Last week, the University of New Hampshire (UNH) community was treated to Irish dramatist Brian Friel’s “Dancing at the Lughnasa,” as performed by members of UNH’s Department of Theatre and Dance.

Directed by Aimee Blesing and assistant director Serena Lockhart, this memory play is the story of five unmarried sisters eking out their lives in a small village in Ireland, in 1936. We see them as the time of the festival of Lughnasa approaches; the pagan god of the harvest is celebrated with drunken revelry and dancing. Their austere existence centers on a radio that works intermittently. The play is narrated through the memory of the illegitimate son of one of the sisters. Michael was raised by his mother and four maiden aunts. He is only seven in 1936, and the play has the women reacting to him notionally-no actor portrays Michael as a child. During this year, his elderly uncle Jack, a priest, returns after serving for 25 years as a missionary in a Ugandan leper colony. Music transforms the correct Catholic women to shrieking, stomping banshees in their own kitchen. Michael meets his father for the first time; Gerry is a charming Welsh drifter who strolls up the lane and sweeps his mother away in an elegant dance across the fields. As the play unfolds, events cause fractures in the family dynamic. This play is widely regarded as Brian Friel’s masterpiece, a tribute to the spirit and valor of the past.

Blessing, senior lecturer in UNH’s Theatre and Dance Department, spoke to the nature of the play.

“It has a general theme of repression,” she said. “There are moments of reaction to key events.”

The character of the adult Michael was played by junior Andrew Knight. Knight, a theatre major with a double option in acting and directing and secondary theatre education, talked about the dynamic of his child counterpart not being present on stage.

“Playing Michael was challenging because I could not play off of the other actors nearly as much as I would in a typical play,” Knight said. “My lines were all delivered to the audience. That was a completely new experience for me and I really enjoyed it. There’s something magical about being in a spotlight, not having to worry about anything in the world except the story that I’m trying to tell.”

Knight explained the high level of preparation required for performances such as this: “I have taken a number of courses that have improved my performing skills over my years with the department. Movement and Vocal Production is an extraordinarily helpful class that teaches actors how to project, enunciate and take care of their voice, and also how to carry yourself physically onstage. I have also taken two levels of acting classes and an auditioning class, which definitely helped me in my analysis of my monologues. During the process, we also had weekly dialect meetings with our Dialect Coach, Emelie Vandenberg, as well as with Professor Deb Kinghorn.”

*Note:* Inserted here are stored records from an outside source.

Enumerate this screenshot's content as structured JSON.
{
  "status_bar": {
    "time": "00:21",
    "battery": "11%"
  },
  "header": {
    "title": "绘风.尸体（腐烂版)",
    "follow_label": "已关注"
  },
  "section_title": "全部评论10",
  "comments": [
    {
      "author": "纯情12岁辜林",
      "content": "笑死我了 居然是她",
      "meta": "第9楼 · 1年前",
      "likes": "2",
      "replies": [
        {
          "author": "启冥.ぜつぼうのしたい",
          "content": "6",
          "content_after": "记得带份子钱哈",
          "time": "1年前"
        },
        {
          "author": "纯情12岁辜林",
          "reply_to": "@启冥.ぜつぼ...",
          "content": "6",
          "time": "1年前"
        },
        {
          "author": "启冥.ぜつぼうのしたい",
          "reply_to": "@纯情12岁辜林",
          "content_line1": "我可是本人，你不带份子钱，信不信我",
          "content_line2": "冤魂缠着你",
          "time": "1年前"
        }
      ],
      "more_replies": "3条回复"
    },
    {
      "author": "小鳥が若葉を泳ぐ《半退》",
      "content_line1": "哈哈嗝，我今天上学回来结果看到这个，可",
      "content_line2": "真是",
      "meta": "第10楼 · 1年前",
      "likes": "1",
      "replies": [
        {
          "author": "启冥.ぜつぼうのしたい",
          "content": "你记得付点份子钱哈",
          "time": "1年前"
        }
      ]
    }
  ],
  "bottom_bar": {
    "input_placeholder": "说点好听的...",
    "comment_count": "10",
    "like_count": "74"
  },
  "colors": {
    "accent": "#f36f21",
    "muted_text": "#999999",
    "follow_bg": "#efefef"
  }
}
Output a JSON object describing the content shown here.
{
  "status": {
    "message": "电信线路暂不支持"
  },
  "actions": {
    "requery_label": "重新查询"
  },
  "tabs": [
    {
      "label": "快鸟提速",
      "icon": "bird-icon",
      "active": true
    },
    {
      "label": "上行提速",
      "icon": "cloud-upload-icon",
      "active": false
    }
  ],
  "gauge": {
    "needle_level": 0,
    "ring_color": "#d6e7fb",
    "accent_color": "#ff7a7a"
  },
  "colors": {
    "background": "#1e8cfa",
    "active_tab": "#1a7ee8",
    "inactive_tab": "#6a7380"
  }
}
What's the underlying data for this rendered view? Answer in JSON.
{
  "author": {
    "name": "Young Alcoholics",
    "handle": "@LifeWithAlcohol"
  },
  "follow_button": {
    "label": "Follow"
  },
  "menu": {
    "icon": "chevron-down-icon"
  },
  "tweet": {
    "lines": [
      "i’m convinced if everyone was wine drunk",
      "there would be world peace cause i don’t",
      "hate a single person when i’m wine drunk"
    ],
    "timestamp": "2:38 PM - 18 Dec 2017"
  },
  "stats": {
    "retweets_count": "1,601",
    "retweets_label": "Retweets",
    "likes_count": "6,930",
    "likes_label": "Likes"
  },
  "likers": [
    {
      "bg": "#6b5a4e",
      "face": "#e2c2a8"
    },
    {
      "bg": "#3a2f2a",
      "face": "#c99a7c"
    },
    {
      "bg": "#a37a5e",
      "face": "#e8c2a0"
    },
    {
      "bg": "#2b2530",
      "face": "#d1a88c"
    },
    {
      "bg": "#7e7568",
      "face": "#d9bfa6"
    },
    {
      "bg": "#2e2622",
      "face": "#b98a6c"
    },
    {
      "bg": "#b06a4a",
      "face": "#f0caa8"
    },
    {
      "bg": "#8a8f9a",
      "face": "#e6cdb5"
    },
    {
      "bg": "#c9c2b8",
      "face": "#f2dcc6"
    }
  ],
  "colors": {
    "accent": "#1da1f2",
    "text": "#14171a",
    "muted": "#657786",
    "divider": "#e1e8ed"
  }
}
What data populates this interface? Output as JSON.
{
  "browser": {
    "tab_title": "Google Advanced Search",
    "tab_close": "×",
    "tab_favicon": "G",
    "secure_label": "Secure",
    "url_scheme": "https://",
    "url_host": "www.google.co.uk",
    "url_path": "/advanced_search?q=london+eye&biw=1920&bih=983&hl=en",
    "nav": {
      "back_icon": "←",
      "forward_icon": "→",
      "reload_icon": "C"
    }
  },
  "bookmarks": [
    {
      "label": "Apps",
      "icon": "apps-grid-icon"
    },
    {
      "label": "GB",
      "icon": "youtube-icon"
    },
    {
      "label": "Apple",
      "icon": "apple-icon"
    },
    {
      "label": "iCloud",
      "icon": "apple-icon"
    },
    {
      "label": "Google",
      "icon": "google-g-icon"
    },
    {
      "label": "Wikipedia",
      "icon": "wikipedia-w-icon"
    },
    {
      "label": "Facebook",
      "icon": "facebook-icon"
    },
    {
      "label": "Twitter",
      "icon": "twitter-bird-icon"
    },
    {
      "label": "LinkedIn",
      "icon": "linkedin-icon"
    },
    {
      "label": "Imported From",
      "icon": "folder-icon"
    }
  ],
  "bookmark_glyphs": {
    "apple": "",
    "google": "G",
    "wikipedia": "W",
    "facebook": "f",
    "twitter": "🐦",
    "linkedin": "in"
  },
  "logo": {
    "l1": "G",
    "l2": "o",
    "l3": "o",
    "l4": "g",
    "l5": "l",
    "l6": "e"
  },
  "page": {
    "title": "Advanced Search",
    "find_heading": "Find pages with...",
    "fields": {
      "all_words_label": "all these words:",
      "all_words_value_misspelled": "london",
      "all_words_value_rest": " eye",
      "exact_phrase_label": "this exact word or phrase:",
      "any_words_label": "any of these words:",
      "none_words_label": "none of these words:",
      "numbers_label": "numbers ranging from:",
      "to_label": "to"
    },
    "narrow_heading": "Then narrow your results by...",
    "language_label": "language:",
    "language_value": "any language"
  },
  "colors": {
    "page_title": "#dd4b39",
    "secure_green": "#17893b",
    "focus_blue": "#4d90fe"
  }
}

Both Knight and Eleanor Langthorn, who played school teacher Kate in the presentation, were nominated to go to the Regional Kennedy Center American College Theatre Festival for their performances in the show, with junior Molly Fenn (Maggie) and senior Colin Prato (Jack) selected as alternates.

“A play is a living thing,” Prato said. “We have to listen as a character, to react as a character.”

Junior Dammann (Agnes) is a junior German and theatre major with an acting and directing emphasis .

“Agnes was so much fun to play with,” Dammann said. “On one hand she is this fun-loving passionate woman, but on the other she has to be reserved because she doesn’t want to let Kate see that side of her. Kate can’t use it as ammunition against her. It’s about when she holds herself back, and when she lets herself go. That was both the most fun and challenging thing about Agnes!”

Dammann cited faculty as playing a key role in the player’s preparation.

“David Kaye, the professor that teaches Acting 2, loves to tell us to ‘invent nothing, deny nothing’ and ‘stay open to react,’” she said. “That is basically saying you need to be available to react truthfully and even if you have a reaction that wasn’t planned, go with it, don’t deny it. Deborah Kinghorn, the Movement and Vocal Production professor, teaches us in that class to use our body organically and in a healthy way. Deb teaches us how to hold ourselves organically and then from there you are able to build a character from that point. Deb also teaches us how to yell in a healthy way or how to look like you are sad on stage without actually having that reaction so you don’t hurt yourself physically or emotionally trying to portray a character.”

Dammann echoed the sentiment of other cast members.

“I think this cast is extremely supportive’” she said. “It was my first show since middle school, and the cast kind of took me under their wings to let me be most successful.”